New four-week lockdown across England : starting from Thursday

The Prime Minister has announced that from Thursday, people in England must once again only leave their homes for specific reasons, with pubs, restaurants, non-essential shops, hairdressers and gyms forced to shut.

Boris Johnson has tonight announced England will go back into lockdown for four weeks from Thursday – after dire warnings that thousands could die every day if action is not taken.

Pubs, restaurants and non-essential shops will be forced to close, and people will again be banned from leaving their homes except for very specific reasons.

The Prime Minister said that without action, deaths would reach “several thousand a day”, with a “peak of mortality” worse than the country saw during the lockdown in April.

He said: “Doctors and nurses would be forced to choose which patients to treat, who would get oxygen and who wouldn’t, who would live and who would die.

“Doctors and nurses would be forced to choose between saving Covid patients and non-Covid patients.

“The sheer weight of Covid demand would mean depriving tens of thousands, if not hundreds of thousands, if not millions of non-Covid patients of the care they need.”

He added: “The risk is, for the first time in our lives, the NHS will not be there for us.”

Under the new measures, which need approval from Parliament, all travel within the UK will be discouraged except for work purposes, while non-essential outbound international travel will be banned.

Mixing within homes will not be allowed anywhere in the country, except for childcare and essential support purposes, when the lockdown comes into effect at 12.01am.

Schools, universities and courts will remain open, the Prime Minister has confirmed, but gyms and hairdressers must close.

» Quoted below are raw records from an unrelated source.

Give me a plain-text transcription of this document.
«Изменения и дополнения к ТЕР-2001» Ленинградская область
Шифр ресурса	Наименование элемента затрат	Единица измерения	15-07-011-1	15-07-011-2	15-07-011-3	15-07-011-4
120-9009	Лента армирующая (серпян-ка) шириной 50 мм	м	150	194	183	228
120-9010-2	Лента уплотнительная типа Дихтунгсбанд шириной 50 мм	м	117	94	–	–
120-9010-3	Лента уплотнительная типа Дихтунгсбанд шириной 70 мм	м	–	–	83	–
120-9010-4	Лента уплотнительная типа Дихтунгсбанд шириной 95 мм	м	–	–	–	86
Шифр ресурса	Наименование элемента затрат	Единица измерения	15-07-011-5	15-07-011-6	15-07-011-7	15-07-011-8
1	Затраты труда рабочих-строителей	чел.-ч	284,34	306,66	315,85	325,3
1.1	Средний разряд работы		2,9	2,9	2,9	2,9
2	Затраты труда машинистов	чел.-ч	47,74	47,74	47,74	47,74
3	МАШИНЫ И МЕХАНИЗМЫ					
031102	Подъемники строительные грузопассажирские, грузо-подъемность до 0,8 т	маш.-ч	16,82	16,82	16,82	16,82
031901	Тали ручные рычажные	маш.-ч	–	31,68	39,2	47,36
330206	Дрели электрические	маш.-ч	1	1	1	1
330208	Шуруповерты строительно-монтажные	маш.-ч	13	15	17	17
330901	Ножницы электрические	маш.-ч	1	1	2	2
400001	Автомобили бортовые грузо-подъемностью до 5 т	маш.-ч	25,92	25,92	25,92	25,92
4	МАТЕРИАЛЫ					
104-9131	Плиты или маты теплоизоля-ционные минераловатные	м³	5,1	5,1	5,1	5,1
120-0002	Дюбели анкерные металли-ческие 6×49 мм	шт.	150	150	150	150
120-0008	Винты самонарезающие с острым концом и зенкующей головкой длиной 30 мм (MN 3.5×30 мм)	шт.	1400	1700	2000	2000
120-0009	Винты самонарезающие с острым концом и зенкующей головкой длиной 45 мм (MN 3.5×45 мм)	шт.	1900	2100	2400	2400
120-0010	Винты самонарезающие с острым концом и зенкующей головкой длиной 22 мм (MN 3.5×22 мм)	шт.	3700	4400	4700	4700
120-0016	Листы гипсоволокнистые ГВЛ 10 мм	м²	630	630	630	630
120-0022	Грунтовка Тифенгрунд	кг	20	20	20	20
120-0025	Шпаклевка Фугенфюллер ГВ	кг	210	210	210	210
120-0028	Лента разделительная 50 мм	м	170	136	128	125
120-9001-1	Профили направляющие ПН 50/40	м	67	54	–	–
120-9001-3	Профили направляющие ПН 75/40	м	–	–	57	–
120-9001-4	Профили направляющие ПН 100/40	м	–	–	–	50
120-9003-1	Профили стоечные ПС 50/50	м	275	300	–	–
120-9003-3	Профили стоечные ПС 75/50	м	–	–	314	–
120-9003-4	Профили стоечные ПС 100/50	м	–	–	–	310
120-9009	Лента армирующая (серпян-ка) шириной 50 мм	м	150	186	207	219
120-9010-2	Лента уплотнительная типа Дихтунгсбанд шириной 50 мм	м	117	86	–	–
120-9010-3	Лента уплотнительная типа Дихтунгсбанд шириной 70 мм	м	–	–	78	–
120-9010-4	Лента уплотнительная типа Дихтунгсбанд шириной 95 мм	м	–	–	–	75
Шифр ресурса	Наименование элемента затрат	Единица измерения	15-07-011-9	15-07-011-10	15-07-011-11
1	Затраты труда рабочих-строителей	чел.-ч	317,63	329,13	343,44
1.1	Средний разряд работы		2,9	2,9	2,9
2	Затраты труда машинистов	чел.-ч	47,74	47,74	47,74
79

The Prime Minister says the measures will be in place for four weeks, until December 2, when he intends for England to move back to the existing three tier system.

Under the new lockdown rules, which need to be approved by Parliament, the only reasons people are allowed to leave home are:

  • Education
  • Work, if you cannot work from home
  • Exercise and recreation outdoors, either with own household or bubble, or on your own with one person from another household or bubble
  • For medical reasons, appointments, or to escape injury or harm, including domestic abuse
  • To shop for food and essentials
  • To provide care for vulnerable people or as a volunteer

The rule of six no longer applies to outdoor gatherings – instead, people can only meet one person from one other household or bubble, and only if they’re on their own when they do so.

There were 21,915 infections confirmed in 24 hours, the Department of Health confirmed, bringing the total since the start of the pandemic to 1,011,660.

Nearly 10,000 people are in hospital, latest data shows, while 978 are in ventilator beds.

The official Covid-19 death toll stands at 46,555, but ONS data recording cases where the virus is mentioned on death certificates show there have now been 62,000 fatalities.